Urteil des LAG Rheinland-Pfalz vom 19.04.2005

LArbG Mainz: betriebsrat, berufliche erfahrung, arbeitsgericht, bad, unterrichtung, stadt, zahl, unternehmer, beschwerdekammer, herbst

LAG
Mainz
19.04.2005
5 TaBV 16/05
Bestellung eines Einigungsstellenvorsitzenden
Aktenzeichen:
5 TaBV 16/05
5 BV 2/05
ArbG Mainz
- AK Bad Kreuznach -
Verkündet am: 19.04.2005
Tenor:
I. Die Beschwerde des Betriebsrats gegen den Beschluss des Arbeitsgerichts Mainz - Auswärtige
Kammern Bad Kreuznach - vom 17.02.2005 - 5 BV 2/05 - wird zurückgewiesen.
II. Die Rechtsbeschwerde wird nicht zugelassen.
Gründe:
I.
Das Unternehmen der Arbeitgeberin, die ihren Sitz in A-Stadt hat, wird in der Rechtsform einer
Aktiengesellschaft betrieben. Die Arbeitgeberin führt in A-Stadt den (Klinik-)Betrieb, für den der - aus neun
Mitgliedern bestehende - Antragsgegner (= Betriebsrat) gewählt worden ist. Nach näherer Maßgabe des
jeweiligen Vorbringens der Beteiligten beabsichtigt die Arbeitgeberin, den Verpflegungsbereich des A-
Städter Betriebes auszugliedern ("outzusourcen").

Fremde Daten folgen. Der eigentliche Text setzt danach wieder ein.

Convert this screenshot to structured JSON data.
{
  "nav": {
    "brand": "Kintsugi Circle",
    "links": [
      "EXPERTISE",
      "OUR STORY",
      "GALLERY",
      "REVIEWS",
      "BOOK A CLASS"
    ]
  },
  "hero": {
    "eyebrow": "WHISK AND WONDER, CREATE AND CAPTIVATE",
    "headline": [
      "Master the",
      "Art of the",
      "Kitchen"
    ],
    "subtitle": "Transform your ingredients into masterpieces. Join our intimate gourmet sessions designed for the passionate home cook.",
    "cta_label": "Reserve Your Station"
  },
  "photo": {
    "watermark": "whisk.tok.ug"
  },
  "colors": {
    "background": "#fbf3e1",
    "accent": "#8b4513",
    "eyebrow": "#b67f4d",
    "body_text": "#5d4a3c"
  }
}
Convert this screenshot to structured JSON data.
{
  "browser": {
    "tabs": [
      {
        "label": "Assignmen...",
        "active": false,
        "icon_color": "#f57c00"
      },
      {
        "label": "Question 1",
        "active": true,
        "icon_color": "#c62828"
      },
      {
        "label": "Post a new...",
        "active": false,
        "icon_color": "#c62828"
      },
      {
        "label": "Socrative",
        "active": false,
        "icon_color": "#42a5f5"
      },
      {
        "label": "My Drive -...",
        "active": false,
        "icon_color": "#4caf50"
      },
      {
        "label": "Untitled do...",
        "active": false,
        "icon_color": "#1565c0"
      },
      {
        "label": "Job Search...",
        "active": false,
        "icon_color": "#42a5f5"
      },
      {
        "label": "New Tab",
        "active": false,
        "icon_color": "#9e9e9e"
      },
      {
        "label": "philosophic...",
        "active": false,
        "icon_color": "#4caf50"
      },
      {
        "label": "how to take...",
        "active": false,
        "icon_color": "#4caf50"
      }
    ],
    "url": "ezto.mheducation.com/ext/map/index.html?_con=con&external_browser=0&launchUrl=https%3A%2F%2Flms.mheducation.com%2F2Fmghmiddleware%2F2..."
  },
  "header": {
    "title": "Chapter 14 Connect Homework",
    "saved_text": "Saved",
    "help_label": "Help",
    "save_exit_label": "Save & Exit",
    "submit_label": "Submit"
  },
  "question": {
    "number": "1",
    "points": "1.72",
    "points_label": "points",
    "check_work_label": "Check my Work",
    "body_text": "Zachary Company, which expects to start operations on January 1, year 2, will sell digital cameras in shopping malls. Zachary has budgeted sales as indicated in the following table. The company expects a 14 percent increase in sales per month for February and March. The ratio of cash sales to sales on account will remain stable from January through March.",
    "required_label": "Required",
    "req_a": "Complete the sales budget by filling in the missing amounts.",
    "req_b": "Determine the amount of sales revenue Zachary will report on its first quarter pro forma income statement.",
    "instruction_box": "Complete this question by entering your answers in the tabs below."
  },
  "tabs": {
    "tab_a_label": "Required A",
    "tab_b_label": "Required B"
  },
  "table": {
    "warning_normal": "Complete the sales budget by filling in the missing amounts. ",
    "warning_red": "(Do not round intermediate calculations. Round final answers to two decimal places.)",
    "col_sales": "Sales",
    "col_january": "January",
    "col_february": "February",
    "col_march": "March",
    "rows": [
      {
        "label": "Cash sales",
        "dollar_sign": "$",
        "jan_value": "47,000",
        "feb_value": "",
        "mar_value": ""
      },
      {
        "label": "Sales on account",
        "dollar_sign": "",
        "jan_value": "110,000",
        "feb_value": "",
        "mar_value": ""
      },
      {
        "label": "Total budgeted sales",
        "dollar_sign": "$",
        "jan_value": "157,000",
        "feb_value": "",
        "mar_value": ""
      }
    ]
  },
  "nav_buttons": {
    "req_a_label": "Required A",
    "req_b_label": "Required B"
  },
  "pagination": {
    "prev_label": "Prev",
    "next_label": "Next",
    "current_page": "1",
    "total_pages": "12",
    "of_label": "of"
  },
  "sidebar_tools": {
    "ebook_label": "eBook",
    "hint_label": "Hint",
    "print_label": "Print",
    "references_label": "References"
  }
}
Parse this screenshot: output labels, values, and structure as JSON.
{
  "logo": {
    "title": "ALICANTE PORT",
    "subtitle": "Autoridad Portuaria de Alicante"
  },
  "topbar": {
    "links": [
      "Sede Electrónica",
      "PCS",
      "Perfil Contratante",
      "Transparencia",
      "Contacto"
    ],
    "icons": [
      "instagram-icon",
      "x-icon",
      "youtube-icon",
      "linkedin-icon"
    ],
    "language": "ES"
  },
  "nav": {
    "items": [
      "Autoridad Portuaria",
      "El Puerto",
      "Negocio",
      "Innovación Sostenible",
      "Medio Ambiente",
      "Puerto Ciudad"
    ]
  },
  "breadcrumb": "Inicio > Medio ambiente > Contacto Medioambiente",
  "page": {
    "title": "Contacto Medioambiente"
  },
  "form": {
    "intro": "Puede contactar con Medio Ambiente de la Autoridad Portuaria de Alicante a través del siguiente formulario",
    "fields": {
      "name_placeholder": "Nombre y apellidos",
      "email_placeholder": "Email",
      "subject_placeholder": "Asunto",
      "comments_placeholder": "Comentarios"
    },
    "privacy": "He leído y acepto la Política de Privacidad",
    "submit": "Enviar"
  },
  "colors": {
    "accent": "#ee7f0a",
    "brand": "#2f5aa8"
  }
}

Mit der Antragsschrift vom 03.02.2005, die am 03.02.2005 bei dem Arbeitsgericht eingereicht wurde,
begehrt die Arbeitgeberin die Errichtung einer Einigungsstelle. Zur näheren Darstellung (insbesondere)
des (erstinstanzlichen) Sach- und Streitstandes im Übrigen wird Bezug genommen auf den
tatbestandlichen Teil des Beschlusses des Arbeitsgerichts vom 17.02.2005 - 5 BV 2/05 - (dort Seite 2 ff. =
Bl. 49 ff. d. A.). Das Arbeitsgericht hat
1. zum Vorsitzenden einer Einigungsstelle, die über die Ausgliederung des Küchen- und
Verpflegungsbereichs der Arbeitgeberin sowie die sich hieraus ergebenden und/oder erforderlich
werdenden Maßnahmen beraten soll, den früheren Präsidenten des LAG WW, XX, bestimmt
und
2. die Zahl der Beisitzer pro Seite auf drei festgesetzt.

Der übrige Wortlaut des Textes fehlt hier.